Nea Dodson, Lynne Stephens, Diana Williams, and myself were those who made it to the con out of our scheduled six, and we each opened with a bit on what we thought the biggest generational shift in fandom had been. Being a bit of a goof as explained earlier, I'd missed the earliest thoughts on the matter, but there were a lot to come. Big topics were the shift from using actual names to internet aliases, the way porny fanfic was once a much more underground, in-the-closet activity, and the quirks and benefits of getting your fiction published in a physical 'zine.
Lynne brought an old (things from the nineties are "old" now . . . weird) copy of 221B Baker Street that she and I both had stories printed in, and I started having flashbacks to MediaWest*Con of years ago, which Nea also had spoken of, a part of Sherlockiana that often didn't interact with the old school scion societies even then, being more a part of the general fandom community. It's very had to make generalizations about our Sherlockian past, because we all have different stories from the road to today. I get a lot wrong that way, as regular readers of this blog will sometimes call me on, but that's why I'm here at 221B Con yet again.
Sherlock Holmes and John H. Watson are being celebrated here with mighty exuberance. It might not all make sense to a given Sherlockian, and there are a lot of other fandoms poking their way into the mix, as well as random bits like the ball pit which require a certain in-joke background, but learning about every little odd thing and how it has connected itself to Sherlock and John is part of the fun.

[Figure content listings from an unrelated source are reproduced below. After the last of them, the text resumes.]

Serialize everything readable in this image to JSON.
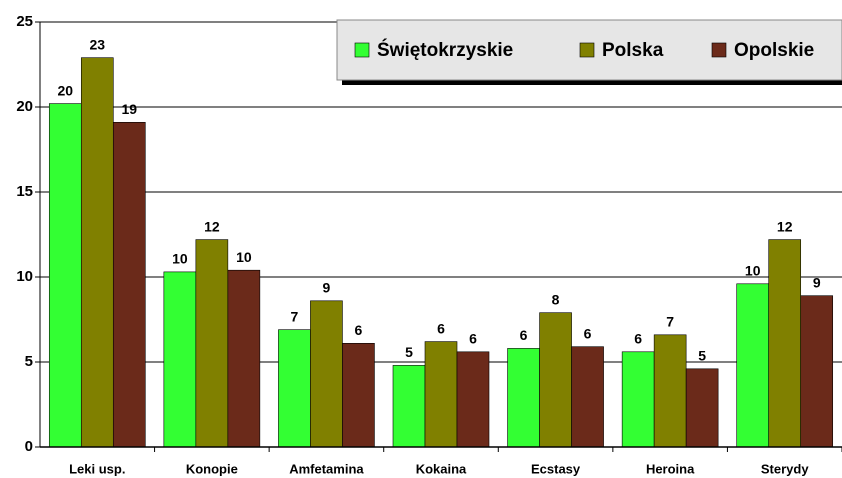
{
  "chart_data": {
    "type": "bar",
    "categories": [
      "Leki usp.",
      "Konopie",
      "Amfetamina",
      "Kokaina",
      "Ecstasy",
      "Heroina",
      "Sterydy"
    ],
    "series": [
      {
        "name": "Świętokrzyskie",
        "color": "#33ff33",
        "values": [
          20.2,
          10.3,
          6.9,
          4.8,
          5.8,
          5.6,
          9.6
        ],
        "value_labels": [
          "20",
          "10",
          "7",
          "5",
          "6",
          "6",
          "10"
        ]
      },
      {
        "name": "Polska",
        "color": "#808000",
        "values": [
          22.9,
          12.2,
          8.6,
          6.2,
          7.9,
          6.6,
          12.2
        ],
        "value_labels": [
          "23",
          "12",
          "9",
          "6",
          "8",
          "7",
          "12"
        ]
      },
      {
        "name": "Opolskie",
        "color": "#6b2a1a",
        "values": [
          19.1,
          10.4,
          6.1,
          5.6,
          5.9,
          4.6,
          8.9
        ],
        "value_labels": [
          "19",
          "10",
          "6",
          "6",
          "6",
          "5",
          "9"
        ]
      }
    ],
    "ylim": [
      0,
      25
    ],
    "yticks": [
      0,
      5,
      10,
      15,
      20,
      25
    ],
    "grid": true,
    "legend": "upper right"
  }
}
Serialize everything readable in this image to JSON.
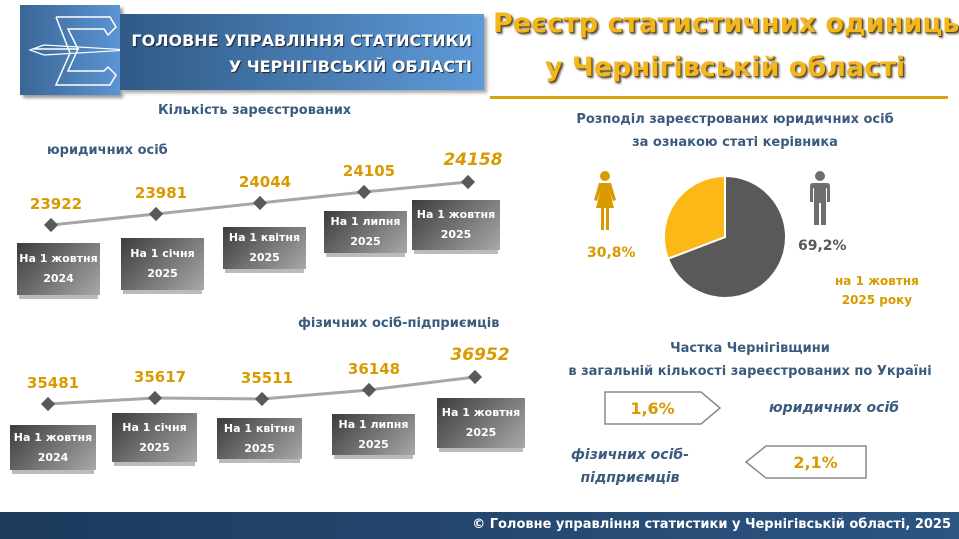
{
  "header": {
    "org_line1": "ГОЛОВНЕ УПРАВЛІННЯ СТАТИСТИКИ",
    "org_line2": "У ЧЕРНІГІВСЬКІЙ ОБЛАСТІ",
    "title_line1": "Реєстр статистичних одиниць",
    "title_line2": "у Чернігівській області"
  },
  "legal": {
    "title_line1": "Кількість зареєстрованих",
    "title_line2": "юридичних осіб"
  },
  "individual": {
    "title": "фізичних осіб-підприємців"
  },
  "chart_data": [
    {
      "type": "line",
      "title": "Кількість зареєстрованих юридичних осіб",
      "categories": [
        [
          "На 1 жовтня",
          "2024"
        ],
        [
          "На 1 січня",
          "2025"
        ],
        [
          "На 1 квітня",
          "2025"
        ],
        [
          "На 1 липня",
          "2025"
        ],
        [
          "На 1 жовтня",
          "2025"
        ]
      ],
      "values": [
        23922,
        23981,
        24044,
        24105,
        24158
      ],
      "labels": [
        "23922",
        "23981",
        "24044",
        "24105",
        "24158"
      ]
    },
    {
      "type": "line",
      "title": "фізичних осіб-підприємців",
      "categories": [
        [
          "На 1 жовтня",
          "2024"
        ],
        [
          "На 1 січня",
          "2025"
        ],
        [
          "На 1 квітня",
          "2025"
        ],
        [
          "На 1 липня",
          "2025"
        ],
        [
          "На 1 жовтня",
          "2025"
        ]
      ],
      "values": [
        35481,
        35617,
        35511,
        36148,
        36952
      ],
      "labels": [
        "35481",
        "35617",
        "35511",
        "36148",
        "36952"
      ]
    },
    {
      "type": "pie",
      "title": "Розподіл зареєстрованих юридичних осіб за ознакою статі керівника",
      "slices": [
        {
          "name": "female",
          "value": 30.8,
          "label": "30,8%",
          "color": "#fbb817"
        },
        {
          "name": "male",
          "value": 69.2,
          "label": "69,2%",
          "color": "#595959"
        }
      ],
      "note_line1": "на 1 жовтня",
      "note_line2": "2025 року"
    }
  ],
  "gender": {
    "title_line1": "Розподіл зареєстрованих юридичних осіб",
    "title_line2": "за ознакою статі керівника"
  },
  "share": {
    "title_line1": "Частка Чернігівщини",
    "title_line2": "в загальній кількості зареєстрованих по Україні",
    "legal_value": "1,6%",
    "legal_label": "юридичних осіб",
    "ind_value": "2,1%",
    "ind_label_line1": "фізичних осіб-",
    "ind_label_line2": "підприємців"
  },
  "footer": {
    "text": "© Головне управління статистики у Чернігівській області, 2025"
  }
}
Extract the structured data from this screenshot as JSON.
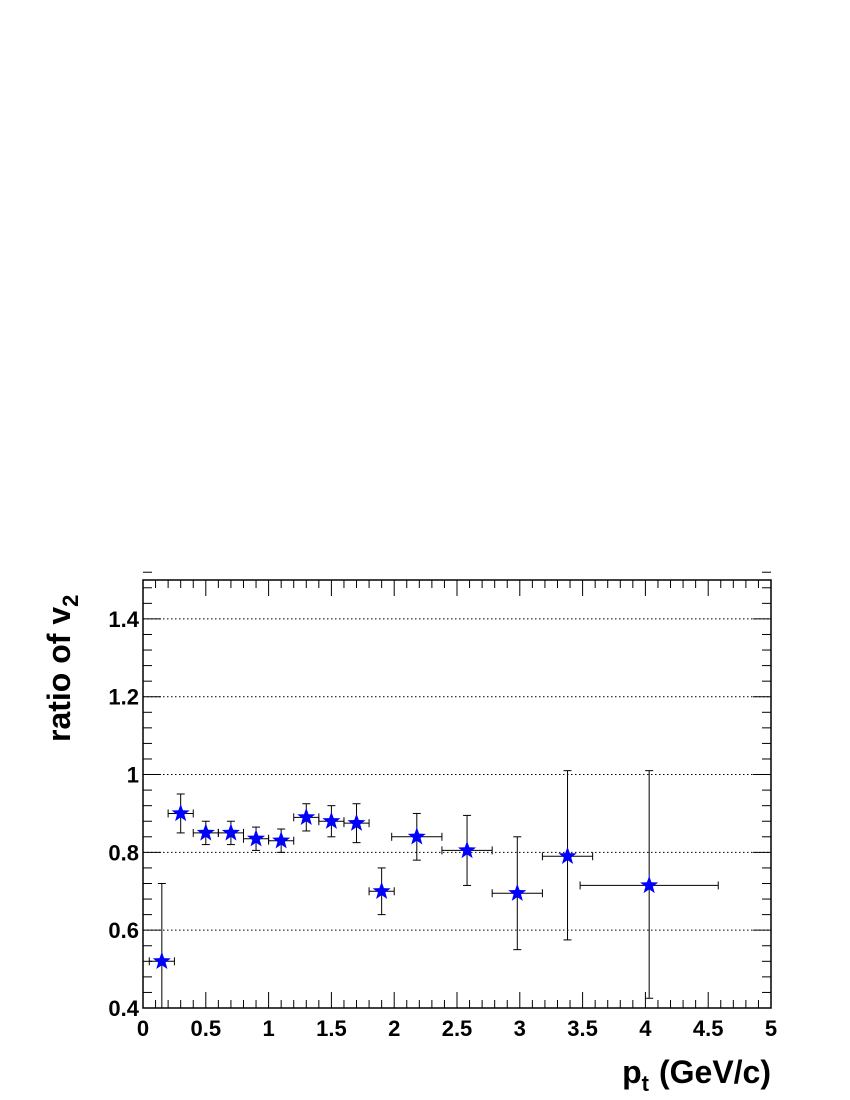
{
  "chart_data": {
    "type": "scatter",
    "title": "",
    "xlabel": "p",
    "xlabel_sub": "t",
    "xlabel_unit": "(GeV/c)",
    "ylabel": "ratio of v",
    "ylabel_sub": "2",
    "xlim": [
      0,
      5
    ],
    "ylim": [
      0.4,
      1.5
    ],
    "x_ticks": [
      "0",
      "0.5",
      "1",
      "1.5",
      "2",
      "2.5",
      "3",
      "3.5",
      "4",
      "4.5",
      "5"
    ],
    "y_ticks": [
      "0.4",
      "0.6",
      "0.8",
      "1",
      "1.2",
      "1.4"
    ],
    "grid": "horizontal dotted",
    "marker": "star",
    "marker_color": "#0000ff",
    "points": [
      {
        "x": 0.15,
        "y": 0.52,
        "xerr": 0.1,
        "yerr_low": 0.12,
        "yerr_high": 0.2
      },
      {
        "x": 0.3,
        "y": 0.9,
        "xerr": 0.1,
        "yerr_low": 0.05,
        "yerr_high": 0.05
      },
      {
        "x": 0.5,
        "y": 0.85,
        "xerr": 0.1,
        "yerr_low": 0.03,
        "yerr_high": 0.03
      },
      {
        "x": 0.7,
        "y": 0.85,
        "xerr": 0.1,
        "yerr_low": 0.03,
        "yerr_high": 0.03
      },
      {
        "x": 0.9,
        "y": 0.835,
        "xerr": 0.1,
        "yerr_low": 0.03,
        "yerr_high": 0.03
      },
      {
        "x": 1.1,
        "y": 0.83,
        "xerr": 0.1,
        "yerr_low": 0.03,
        "yerr_high": 0.03
      },
      {
        "x": 1.3,
        "y": 0.89,
        "xerr": 0.1,
        "yerr_low": 0.035,
        "yerr_high": 0.035
      },
      {
        "x": 1.5,
        "y": 0.88,
        "xerr": 0.1,
        "yerr_low": 0.04,
        "yerr_high": 0.04
      },
      {
        "x": 1.7,
        "y": 0.875,
        "xerr": 0.1,
        "yerr_low": 0.05,
        "yerr_high": 0.05
      },
      {
        "x": 1.9,
        "y": 0.7,
        "xerr": 0.1,
        "yerr_low": 0.06,
        "yerr_high": 0.06
      },
      {
        "x": 2.18,
        "y": 0.84,
        "xerr": 0.2,
        "yerr_low": 0.06,
        "yerr_high": 0.06
      },
      {
        "x": 2.58,
        "y": 0.805,
        "xerr": 0.2,
        "yerr_low": 0.09,
        "yerr_high": 0.09
      },
      {
        "x": 2.98,
        "y": 0.695,
        "xerr": 0.2,
        "yerr_low": 0.145,
        "yerr_high": 0.145
      },
      {
        "x": 3.38,
        "y": 0.79,
        "xerr": 0.2,
        "yerr_low": 0.215,
        "yerr_high": 0.22
      },
      {
        "x": 4.03,
        "y": 0.715,
        "xerr": 0.55,
        "yerr_low": 0.29,
        "yerr_high": 0.295
      }
    ]
  }
}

I've always loved exploring an environment full of wonderful new things, and 221B Con provides.
It also has a burlesque show with Sherlock Holmes in it. And one fabulous young lady who was every incarnation of Dr. Who and wound up being a Tardis. And Ron Weasley discovering Hermione was a bit of a dominatrix. But that's all I'm saying about that in a blog, except that the proceeds go to the Beacon Society, which just makes it all the cooler.
And that, I think, is enough for one night. Saturday is coming.